El uso incontrolado de los combustibles, derivados del petróleo, envenena con “smog” el aire que respiramos y produce acumulaciones monstruosas de plásticos en mares y ríos, que han exterminado miles de especies de peces, mariscos diversos, crustáceos, tortugas, incluso, ballenas, focas, leones marinos, pingüinos, etc. cuya supervivencia es, hoy por hoy, una de las mayores preocupaciones de los ecologistas. En tierra, también grandes extensiones selváticas han sido “arrasadas” por la tala indiscriminada, con la finalidad de construir viviendas para una población que crece geométricamente año con año, pero sin medir las consecuencias funestas de esa destrucción de plantas y árboles, que trae muchísimas consecuencias negativas y terribles para la vida en general, como el aumento de la contaminación atmosférica, agotamiento de fuentes hídricas, muerte y desaparición de muchísimas especies de aves, mamíferos, insectos, reptiles, etc. a las que, muy pronto, podríamos sumarnos los seres humanos. Una de esas especies desaparecidas casi totalmente, son las abejas que nos producen miel, cuya causa es la desaparición de especies vegetales que les servían de alimento y, a la vez, como materia prima de su producción melífera. Todo en el mundo está concatenado lógicamente. Si algo falta en la cadena alimenticia, todo se arruina en su orden natural. Y de seguir así, sin tomar compromisos ecológicos serios y efectivos, en menos de dos siglos seremos un planeta moribundo, vagando eternamente con su cargamento fatídico, por el espacio sideral.

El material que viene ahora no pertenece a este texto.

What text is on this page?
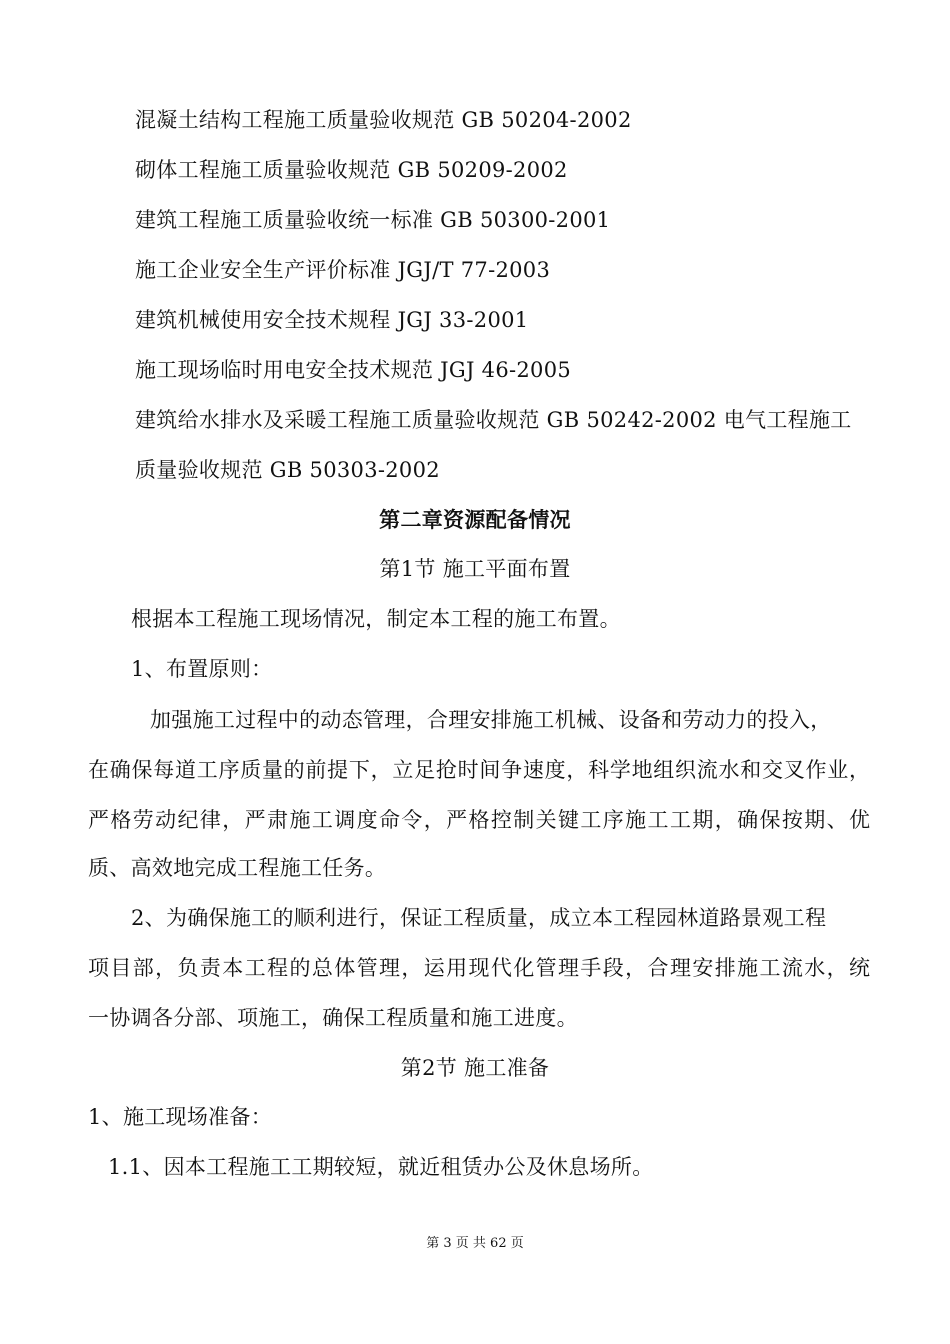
混凝土结构工程施工质量验收规范 GB 50204-2002
砌体工程施工质量验收规范 GB 50209-2002
建筑工程施工质量验收统一标准 GB 50300-2001
施工企业安全生产评价标准 JGJ/T 77-2003
建筑机械使用安全技术规程 JGJ 33-2001
施工现场临时用电安全技术规范 JGJ 46-2005
建筑给水排水及采暖工程施工质量验收规范 GB 50242-2002 电气工程施工
质量验收规范 GB 50303-2002
第二章资源配备情况
第1节 施工平面布置
根据本工程施工现场情况，制定本工程的施工布置。
1、布置原则：
加强施工过程中的动态管理，合理安排施工机械、设备和劳动力的投入，
在确保每道工序质量的前提下，立足抢时间争速度，科学地组织流水和交叉作业，
严格劳动纪律，严肃施工调度命令，严格控制关键工序施工工期，确保按期、优
质、高效地完成工程施工任务。
2、为确保施工的顺利进行，保证工程质量，成立本工程园林道路景观工程
项目部，负责本工程的总体管理，运用现代化管理手段，合理安排施工流水，统
一协调各分部、项施工，确保工程质量和施工进度。
第2节 施工准备
1、施工现场准备：
1.1、因本工程施工工期较短，就近租赁办公及休息场所。
第 3 页 共 62 页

Volviendo al tema de esta columna, recuerdo que al atardecer del domingo 6 de mayo de 1951, siendo un “cipote” de muy corta edad, vivía con mi familia en la ciudad de Jucuapa, urbe usuluteca, cuando fuimos sacudidos por un violento terremoto que, en cosa de segundos, derribó casas, edificios comerciales y dejó numerosas víctimas humanas entre muertos y lesionados. Este sismo de gran magnitud afectó también a otras áreas como Chinameca, San Buenaventura, Santa Elena y más localidades circunvecinas. Gracias a la habilidad de un telegrafista que logró conectarse con San Miguel, la noticia del desastre pudo ser pronto conocida y el ejército envió tropas para resguardar la seguridad de bienes y personas, además que, por la mañana siguiente, nos regalaron vasos de leche y pan dulce. Mi papá envió a un subalterno, a socorrernos, pues era el comandante y capitán del puerto El Triunfo, en la bellísima y productiva Bahía de Jiquilisco.

Poco después llegamos a Soyapango y mis padres adquirieron una vivienda pequeña, pero con una porción regular de terreno cultivado con árboles de café y diversas frutas, que nos hacía evocar el medio en que vivíamos en Jucuapa y recuerdo que, cerca de lo que ahora es el Bulevar del Ejército, funcionaba una fábrica de abonos orgánicos, cuya materia prima era precisamente la basura y demás desechos que recogían los servicios de limpieza en Soyapango y San Salvador, en forma rudimentaria, pues incluso se utilizaban aún carretones tirados por mulas. Y aquí llegamos a lo que deseo exponer en forma sencilla, pues no conozco la técnica de producir fertilizantes, cuya escasez se anuncia será grave a causa del mismo conflicto que acribilla fatalmente a Ucrania.

Si en el año 1951, hace siete décadas, en un sitio de Soyapango (cuna de la industrialización salvadoreña), posiblemente sin mucha tecnología, pero con el entusiasmo muy propio de nosotros los salvadoreños, un grupo dinámico producía abonos orgánicos para los agricultores cercanos, pues aún se cultivaban cereales, caña de azúcar y tabaco en zonas próximas a la capital, ¿podríamos revivir el proyecto de utilizar desechos orgánicos para fabricar abonos agrícolas, y paliar en parte, o temporalmente, la crisis que se avecina en este rubro? Cedo la palabra a los profesionales químicos, industriales, emprendedores nacionales, etc. Querer es poder, decían mis padres. Reitero esas mismas palabras. Ahora o nunca.